Rothberg graphical abstract

Amy Rothberg, Michael Lean, Blandine Laferrère

The concept of type 2 diabetes remission is gaining wide public and professional attention. In this issue, Rothberg, Lean and Laferrère (https://doi.org/10.1007/s00125-023-06069-1) discuss how substantial and sustained intentional weight loss can result in durable remission, especially if implemented early in the onset of the disease, preferably at the stage of prediabetes (defined in Europe, Australasia and Canada [and most of the world] as HbA1c ≥42 mmol/mol and <48 mmol/mol [≥6.0% and <6.5%], and in the USA as HbA1c ≥39 mmol/mol and <48 mmol/mol [≥5.7% and <6.5%]). Effective weight management also improves all features of the metabolic syndrome and reduces complications. The authors highlight that, although newer medications, such as glucagon-like peptide-1 receptor agonists and sodium–glucose cotransporter-2 receptor inhibitors, represent a formidable leap forward in the treatment of type 2 diabetes and associated obesity, and for the prevention of cardiovascular complications, their cost and side effects are still prohibitive for many.
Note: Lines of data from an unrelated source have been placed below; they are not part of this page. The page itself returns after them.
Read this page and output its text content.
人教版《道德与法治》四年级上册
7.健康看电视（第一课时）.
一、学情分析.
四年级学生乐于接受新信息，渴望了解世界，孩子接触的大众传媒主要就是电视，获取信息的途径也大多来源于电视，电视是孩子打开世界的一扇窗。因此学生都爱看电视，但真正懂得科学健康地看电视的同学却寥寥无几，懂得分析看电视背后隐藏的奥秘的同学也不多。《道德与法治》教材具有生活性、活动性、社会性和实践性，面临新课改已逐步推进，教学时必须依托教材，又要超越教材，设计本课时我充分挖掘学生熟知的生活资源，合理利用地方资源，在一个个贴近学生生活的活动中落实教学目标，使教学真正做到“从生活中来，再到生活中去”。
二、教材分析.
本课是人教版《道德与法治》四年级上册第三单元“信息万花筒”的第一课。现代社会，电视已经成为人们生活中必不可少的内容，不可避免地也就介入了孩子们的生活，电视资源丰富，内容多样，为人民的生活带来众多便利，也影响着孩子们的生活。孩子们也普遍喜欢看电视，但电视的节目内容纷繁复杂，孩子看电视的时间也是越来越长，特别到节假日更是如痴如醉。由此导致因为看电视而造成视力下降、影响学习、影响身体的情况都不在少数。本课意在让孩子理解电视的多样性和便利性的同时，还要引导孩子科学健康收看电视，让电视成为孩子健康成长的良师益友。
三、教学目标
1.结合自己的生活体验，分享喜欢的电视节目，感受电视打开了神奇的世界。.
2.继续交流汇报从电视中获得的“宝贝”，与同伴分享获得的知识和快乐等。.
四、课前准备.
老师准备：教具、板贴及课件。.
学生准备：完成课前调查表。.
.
They conclude that affordable intensive lifestyle management should be provided as first-line therapy for the treatment of type 2 diabetes. According to the authors, the greatest research challenges are to improve adherence to a healthy lifestyle and long-term weight loss maintenance, and to define cost-effective approaches tailored to the preferences and needs of people living with type 2 diabetes. The figure from this review is available as a downloadable slide.